We are conducting proprietary research in the broad disease areas of inflammation/immunology, immuno-oncology and cancers. Within each disease area, our researchers are investigating mechanisms of action as well as screening compounds against potential novel targets and optimizing those leads that appear to have the greatest potential.

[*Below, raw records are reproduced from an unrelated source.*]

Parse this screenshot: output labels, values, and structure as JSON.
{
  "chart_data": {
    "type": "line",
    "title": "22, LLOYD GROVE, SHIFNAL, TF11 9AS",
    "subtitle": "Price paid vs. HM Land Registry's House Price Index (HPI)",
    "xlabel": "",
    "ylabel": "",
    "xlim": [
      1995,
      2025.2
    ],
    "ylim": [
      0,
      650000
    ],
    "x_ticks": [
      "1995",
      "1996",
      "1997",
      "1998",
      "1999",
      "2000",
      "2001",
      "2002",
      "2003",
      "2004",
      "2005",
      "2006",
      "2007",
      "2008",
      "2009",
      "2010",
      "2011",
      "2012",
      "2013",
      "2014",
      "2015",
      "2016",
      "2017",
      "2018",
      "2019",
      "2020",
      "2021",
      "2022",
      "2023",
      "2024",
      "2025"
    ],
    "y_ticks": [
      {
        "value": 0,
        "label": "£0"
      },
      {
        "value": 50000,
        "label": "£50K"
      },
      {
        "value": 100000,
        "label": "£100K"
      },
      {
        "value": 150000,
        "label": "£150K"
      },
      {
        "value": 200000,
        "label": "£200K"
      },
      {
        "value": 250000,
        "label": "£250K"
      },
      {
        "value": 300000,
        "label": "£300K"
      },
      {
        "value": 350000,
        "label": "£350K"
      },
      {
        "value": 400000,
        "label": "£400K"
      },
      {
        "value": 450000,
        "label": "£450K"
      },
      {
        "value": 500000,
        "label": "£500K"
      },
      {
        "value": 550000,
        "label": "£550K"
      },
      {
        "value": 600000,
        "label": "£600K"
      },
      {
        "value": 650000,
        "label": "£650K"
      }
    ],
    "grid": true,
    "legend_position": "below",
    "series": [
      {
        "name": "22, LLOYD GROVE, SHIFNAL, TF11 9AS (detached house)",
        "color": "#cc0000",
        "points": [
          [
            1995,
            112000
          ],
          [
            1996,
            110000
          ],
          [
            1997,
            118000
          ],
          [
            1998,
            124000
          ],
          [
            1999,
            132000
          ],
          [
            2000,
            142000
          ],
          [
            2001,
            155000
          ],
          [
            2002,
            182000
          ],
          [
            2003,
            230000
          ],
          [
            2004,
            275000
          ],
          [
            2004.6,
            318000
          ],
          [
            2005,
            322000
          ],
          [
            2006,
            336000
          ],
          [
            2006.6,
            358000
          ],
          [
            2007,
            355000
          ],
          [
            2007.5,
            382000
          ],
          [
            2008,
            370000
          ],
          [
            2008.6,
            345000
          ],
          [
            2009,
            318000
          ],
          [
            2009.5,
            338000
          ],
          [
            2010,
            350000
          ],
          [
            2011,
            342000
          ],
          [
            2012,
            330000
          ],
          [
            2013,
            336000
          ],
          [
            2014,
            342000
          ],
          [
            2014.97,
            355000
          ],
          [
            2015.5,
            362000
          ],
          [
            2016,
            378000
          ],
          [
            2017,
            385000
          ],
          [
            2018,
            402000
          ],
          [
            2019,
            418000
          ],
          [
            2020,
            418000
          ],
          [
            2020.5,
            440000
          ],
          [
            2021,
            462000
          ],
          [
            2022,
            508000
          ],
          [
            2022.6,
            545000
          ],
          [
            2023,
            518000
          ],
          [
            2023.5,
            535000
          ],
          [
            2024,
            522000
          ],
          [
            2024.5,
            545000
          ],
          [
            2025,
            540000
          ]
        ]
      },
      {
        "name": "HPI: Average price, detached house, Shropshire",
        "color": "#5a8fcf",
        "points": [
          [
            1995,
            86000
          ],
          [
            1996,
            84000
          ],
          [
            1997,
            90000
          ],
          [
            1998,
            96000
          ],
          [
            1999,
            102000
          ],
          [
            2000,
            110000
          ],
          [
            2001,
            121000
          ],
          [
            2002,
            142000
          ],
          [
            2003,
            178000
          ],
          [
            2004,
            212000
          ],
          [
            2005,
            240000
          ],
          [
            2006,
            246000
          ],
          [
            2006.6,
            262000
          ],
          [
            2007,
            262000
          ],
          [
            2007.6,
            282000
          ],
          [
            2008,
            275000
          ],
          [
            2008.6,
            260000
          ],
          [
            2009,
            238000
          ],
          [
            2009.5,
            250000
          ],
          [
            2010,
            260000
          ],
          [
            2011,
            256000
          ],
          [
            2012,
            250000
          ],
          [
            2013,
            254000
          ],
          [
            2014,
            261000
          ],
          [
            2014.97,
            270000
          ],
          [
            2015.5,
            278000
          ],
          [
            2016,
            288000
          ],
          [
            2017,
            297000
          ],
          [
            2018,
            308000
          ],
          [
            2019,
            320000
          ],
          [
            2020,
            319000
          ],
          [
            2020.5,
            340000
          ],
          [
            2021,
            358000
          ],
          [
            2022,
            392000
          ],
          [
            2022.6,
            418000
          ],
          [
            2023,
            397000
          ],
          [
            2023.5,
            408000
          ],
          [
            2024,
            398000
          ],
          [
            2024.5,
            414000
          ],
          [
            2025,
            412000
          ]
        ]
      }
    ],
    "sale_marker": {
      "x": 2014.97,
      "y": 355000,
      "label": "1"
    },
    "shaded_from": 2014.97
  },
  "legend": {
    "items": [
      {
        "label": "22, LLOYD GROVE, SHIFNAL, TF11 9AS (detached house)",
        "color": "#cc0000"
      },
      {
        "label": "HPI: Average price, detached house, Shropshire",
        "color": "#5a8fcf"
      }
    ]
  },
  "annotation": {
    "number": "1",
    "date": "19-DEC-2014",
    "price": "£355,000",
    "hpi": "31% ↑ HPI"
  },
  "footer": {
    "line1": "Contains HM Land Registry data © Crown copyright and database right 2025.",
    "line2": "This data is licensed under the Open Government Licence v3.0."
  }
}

During the second quarter of 2017, we selected a molecule from our Interleukin-1 receptor-associated kinase, or IRAK, program for preclinical development. The molecule was selected for development based on its ability to inhibit both the IRAK 1 and IRAK 4 signaling pathways in preclinical studies, potentially providing a clinical benefit in autoimmune and inflammatory diseases such as psoriasis, lupus, gout, psoriatic arthritis and multiple sclerosis. We expect to initiate clinical trials in 2018.
Sponsored Research and License Agreements
We conduct research and development programs independently and in connection with our corporate collaborators. We are a party to collaboration agreements, but do not have ongoing participation, with Bristol-Myers Squibb for the discovery, development and commercialization of cancer immunotherapies based on our small molecule TGF beta receptor kinase inhibitors, Aclaris Therapeutics International Limited for the development and commercialization of certain Janus Kinase, or JAK, inhibitors for the treatment of alopecia areata and other dermatological conditions, AstraZeneca for the development and commercialization of R256, an inhaled JAK inhibitor, BerGenBio AS for the development and commercialization of AXL inhibitors in oncology, and Daiichi Sankyo to pursue research related to MDM2 inhibitors, a novel class of drug targets called ligases.
Under these agreements, which we entered into in the ordinary course of business, we received or may be entitled to receive upfront cash payments, payments contingent upon specified events achieved by such partners and royalties on any net sales of products sold by such partners under the agreements.